New game in a last-gen jacket

Graphically, Redfall already can’t make waves either. The game literally looks like a last-gen title. The Unreal engine can conjure up nice graphics just fine, but in Redfall we see the engine at its worst. The textures are inconsistent and on my system I suffered tremendously from texture pop-in, where a lower resolution texture is not replaced until very late by one with higher quality.

The characters, buildings, environments and enemies look downright generic. The game does run fine otherwise, although FSR 2.1 seemed to be bugged. As soon as I turned this on I was getting weird artifacts all around characters and in shadows. Even without it, Redfall is not particularly heavy and I could run everything just fine on maximum settings. I did encounter some weird bugs, but nothing that really got in the way of playing through the game. Don’t be surprised if you come across some images online of T-posing opponents or characters slightly floating through their environment.

Redfall’s audio is excellent, though. The atmosphere is oppressive and ominous cries and screams can be heard from everywhere. The main vampire constantly sends intimidating messages into the ether, giving the game a twistedly scary atmosphere. The music is also excellent, but if Redfall has to rely on these two elements, that’s not a good thing.

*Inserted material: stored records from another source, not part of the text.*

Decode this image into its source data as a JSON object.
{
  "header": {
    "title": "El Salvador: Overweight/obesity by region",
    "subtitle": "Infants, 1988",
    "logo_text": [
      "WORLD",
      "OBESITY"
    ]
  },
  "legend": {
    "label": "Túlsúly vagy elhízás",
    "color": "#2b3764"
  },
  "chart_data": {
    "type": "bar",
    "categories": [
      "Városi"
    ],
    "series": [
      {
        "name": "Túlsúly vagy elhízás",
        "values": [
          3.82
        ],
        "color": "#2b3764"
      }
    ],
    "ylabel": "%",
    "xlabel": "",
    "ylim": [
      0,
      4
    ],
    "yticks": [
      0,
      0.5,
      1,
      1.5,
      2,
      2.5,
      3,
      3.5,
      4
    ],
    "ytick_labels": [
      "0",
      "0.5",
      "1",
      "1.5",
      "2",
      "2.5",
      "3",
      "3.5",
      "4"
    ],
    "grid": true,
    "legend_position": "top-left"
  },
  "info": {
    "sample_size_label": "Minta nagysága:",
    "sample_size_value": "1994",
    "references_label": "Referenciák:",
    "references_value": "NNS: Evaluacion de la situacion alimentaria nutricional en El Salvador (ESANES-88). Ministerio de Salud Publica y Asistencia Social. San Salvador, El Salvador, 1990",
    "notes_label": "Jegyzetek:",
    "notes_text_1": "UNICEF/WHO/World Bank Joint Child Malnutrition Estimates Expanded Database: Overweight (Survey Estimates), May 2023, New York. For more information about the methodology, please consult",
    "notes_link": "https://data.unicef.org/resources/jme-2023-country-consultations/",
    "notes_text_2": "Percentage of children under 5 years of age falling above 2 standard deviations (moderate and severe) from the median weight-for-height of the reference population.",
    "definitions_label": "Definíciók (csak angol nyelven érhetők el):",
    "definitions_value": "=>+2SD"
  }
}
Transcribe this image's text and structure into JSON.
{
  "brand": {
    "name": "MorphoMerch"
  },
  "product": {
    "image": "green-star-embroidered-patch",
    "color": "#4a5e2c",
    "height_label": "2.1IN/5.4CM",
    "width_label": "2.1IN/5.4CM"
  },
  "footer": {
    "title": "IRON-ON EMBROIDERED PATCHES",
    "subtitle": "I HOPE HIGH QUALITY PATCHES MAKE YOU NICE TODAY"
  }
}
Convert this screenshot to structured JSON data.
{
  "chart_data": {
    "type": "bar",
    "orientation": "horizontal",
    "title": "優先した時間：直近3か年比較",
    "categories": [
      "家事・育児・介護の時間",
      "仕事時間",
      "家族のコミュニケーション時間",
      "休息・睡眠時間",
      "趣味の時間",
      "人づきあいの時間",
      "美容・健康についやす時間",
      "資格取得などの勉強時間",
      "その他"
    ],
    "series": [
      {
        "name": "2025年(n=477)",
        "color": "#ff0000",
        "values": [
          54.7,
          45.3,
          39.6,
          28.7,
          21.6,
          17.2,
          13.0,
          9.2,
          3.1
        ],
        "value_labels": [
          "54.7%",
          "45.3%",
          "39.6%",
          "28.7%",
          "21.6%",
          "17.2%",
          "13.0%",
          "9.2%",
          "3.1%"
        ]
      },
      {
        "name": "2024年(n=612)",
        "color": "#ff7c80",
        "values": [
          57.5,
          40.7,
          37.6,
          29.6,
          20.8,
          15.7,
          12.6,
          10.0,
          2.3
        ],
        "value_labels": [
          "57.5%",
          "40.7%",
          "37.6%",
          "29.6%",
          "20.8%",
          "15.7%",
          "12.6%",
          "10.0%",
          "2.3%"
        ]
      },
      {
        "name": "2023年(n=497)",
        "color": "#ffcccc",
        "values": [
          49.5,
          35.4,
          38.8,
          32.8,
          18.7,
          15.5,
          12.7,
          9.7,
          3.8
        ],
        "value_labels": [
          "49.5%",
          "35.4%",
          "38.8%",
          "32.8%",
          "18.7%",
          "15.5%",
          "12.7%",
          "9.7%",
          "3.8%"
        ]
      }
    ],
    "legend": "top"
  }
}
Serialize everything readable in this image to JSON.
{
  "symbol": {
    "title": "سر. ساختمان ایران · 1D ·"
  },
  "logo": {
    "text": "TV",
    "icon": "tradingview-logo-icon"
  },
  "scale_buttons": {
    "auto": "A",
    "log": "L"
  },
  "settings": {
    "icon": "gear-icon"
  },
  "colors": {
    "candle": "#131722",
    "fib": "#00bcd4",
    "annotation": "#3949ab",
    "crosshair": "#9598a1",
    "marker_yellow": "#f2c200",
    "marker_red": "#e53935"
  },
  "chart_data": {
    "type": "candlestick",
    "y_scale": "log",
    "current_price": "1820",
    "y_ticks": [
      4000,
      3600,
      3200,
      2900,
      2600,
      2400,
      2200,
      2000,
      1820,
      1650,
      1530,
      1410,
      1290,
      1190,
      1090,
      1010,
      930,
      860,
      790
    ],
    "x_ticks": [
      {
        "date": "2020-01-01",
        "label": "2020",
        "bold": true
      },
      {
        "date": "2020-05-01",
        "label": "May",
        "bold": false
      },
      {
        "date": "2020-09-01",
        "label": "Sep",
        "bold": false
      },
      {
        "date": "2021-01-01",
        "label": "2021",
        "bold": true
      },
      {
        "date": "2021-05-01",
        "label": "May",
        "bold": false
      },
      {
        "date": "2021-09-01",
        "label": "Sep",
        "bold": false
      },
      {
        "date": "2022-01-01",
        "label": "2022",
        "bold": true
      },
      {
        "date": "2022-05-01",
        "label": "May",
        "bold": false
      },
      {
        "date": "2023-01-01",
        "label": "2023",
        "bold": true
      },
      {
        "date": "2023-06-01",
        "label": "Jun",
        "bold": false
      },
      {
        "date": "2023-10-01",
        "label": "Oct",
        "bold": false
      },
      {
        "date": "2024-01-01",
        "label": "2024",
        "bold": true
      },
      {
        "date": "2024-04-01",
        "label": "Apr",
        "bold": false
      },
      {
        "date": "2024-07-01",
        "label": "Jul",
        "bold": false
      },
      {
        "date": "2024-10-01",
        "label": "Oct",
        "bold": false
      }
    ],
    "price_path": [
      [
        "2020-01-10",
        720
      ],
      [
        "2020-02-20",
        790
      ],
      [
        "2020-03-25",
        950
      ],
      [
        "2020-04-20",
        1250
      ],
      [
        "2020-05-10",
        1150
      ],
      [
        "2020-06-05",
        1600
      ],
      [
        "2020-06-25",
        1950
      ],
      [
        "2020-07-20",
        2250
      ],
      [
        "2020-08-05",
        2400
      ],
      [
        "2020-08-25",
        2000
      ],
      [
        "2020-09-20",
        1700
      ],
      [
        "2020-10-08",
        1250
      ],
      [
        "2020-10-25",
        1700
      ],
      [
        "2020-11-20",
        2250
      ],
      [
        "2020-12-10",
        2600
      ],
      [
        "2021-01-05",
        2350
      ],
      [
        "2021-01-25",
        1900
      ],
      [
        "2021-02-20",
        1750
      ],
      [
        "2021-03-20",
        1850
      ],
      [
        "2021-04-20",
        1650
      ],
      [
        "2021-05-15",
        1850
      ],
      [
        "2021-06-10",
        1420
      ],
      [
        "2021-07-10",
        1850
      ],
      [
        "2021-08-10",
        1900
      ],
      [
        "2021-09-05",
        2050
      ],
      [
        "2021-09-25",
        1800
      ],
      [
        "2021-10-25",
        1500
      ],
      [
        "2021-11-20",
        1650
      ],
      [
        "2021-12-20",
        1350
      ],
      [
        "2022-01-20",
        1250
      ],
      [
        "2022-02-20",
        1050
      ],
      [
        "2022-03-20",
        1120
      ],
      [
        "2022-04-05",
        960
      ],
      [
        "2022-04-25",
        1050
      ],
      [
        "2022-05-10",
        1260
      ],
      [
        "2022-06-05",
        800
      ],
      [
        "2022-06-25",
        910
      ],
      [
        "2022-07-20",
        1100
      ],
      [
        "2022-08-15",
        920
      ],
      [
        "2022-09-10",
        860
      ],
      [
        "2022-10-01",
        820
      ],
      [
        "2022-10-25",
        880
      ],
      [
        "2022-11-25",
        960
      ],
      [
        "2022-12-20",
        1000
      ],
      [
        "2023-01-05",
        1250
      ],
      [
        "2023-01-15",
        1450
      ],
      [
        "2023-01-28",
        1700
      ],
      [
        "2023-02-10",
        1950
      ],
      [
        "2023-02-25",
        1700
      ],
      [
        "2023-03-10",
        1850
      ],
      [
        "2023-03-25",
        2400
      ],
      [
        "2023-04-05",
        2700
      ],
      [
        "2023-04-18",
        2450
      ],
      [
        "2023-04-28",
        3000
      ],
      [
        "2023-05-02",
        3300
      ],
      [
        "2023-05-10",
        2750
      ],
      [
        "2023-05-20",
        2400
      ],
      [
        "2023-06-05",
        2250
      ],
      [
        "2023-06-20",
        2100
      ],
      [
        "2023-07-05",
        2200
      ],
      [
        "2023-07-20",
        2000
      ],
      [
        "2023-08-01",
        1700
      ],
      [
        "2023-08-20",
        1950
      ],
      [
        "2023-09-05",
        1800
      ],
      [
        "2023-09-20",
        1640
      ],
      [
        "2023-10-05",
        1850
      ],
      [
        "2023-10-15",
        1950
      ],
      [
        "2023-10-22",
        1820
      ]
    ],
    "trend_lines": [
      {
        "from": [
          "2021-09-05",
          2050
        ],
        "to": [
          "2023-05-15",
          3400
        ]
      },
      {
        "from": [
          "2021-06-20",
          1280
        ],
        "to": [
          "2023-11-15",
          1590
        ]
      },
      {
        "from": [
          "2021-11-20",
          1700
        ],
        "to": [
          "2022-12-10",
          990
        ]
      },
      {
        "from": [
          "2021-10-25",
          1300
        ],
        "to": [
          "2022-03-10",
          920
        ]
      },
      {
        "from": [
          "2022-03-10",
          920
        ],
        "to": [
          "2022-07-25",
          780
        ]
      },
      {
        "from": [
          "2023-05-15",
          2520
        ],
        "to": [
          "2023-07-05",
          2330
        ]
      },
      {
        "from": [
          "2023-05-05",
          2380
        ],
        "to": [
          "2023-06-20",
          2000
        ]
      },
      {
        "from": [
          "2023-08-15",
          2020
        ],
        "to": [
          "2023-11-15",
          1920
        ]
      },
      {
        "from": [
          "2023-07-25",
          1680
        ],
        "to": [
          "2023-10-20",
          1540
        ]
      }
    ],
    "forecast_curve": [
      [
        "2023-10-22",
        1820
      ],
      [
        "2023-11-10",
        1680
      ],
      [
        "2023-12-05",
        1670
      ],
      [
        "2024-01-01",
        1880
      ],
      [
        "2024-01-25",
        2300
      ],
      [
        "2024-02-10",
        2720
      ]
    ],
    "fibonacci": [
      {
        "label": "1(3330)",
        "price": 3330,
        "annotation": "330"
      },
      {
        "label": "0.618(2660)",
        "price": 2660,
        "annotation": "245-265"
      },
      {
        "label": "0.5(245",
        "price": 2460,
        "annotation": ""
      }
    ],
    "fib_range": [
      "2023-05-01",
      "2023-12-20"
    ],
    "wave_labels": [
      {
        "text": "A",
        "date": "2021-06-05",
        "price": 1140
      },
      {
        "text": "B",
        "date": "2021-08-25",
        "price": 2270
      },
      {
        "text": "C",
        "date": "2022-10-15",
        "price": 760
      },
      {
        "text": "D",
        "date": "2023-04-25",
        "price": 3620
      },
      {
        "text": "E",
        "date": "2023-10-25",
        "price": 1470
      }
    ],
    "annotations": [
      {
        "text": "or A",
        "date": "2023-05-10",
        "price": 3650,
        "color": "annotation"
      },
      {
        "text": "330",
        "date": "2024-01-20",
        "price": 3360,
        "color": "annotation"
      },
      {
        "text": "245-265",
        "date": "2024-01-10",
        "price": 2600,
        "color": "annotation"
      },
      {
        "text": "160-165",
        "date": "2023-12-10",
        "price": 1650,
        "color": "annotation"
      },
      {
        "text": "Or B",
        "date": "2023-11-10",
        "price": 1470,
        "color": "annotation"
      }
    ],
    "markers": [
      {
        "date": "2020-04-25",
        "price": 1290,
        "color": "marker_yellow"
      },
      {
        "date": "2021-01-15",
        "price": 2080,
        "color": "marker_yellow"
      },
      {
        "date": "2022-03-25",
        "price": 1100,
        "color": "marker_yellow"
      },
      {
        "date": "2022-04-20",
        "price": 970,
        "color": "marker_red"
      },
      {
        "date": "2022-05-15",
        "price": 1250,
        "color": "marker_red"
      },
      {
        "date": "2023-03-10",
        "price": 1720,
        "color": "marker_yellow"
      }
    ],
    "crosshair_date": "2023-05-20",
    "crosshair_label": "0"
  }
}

Redfall feels like a rush job. Which is odd, considering the game has already been delayed once. Nothing in the game really works together nicely. Loot with stats adds nothing to the fine gunplay, special skills of the characters you barely use. Stealth is not really a solid option and despite there being multiple paths to most objectives, shooting everyone and running through is really always the best choice. With four players there is definitely still fun to be had with Redfall, but it is recommended to try the “free” Game Pass version then.

Redfall is unworthy of Arkane. A studio with such a history should simply be able to do better. The game plays fine on its own and doesn’t make huge missteps, but it lacks all the attention to detail, great characters, levels and gameplay we’ve come to expect from the developer. If you really have nothing left to play with your friends and can try Redfall for free through Game Pass, the game is still worth it. Adjust your expectations downward, Redfall is anything but a masterpiece.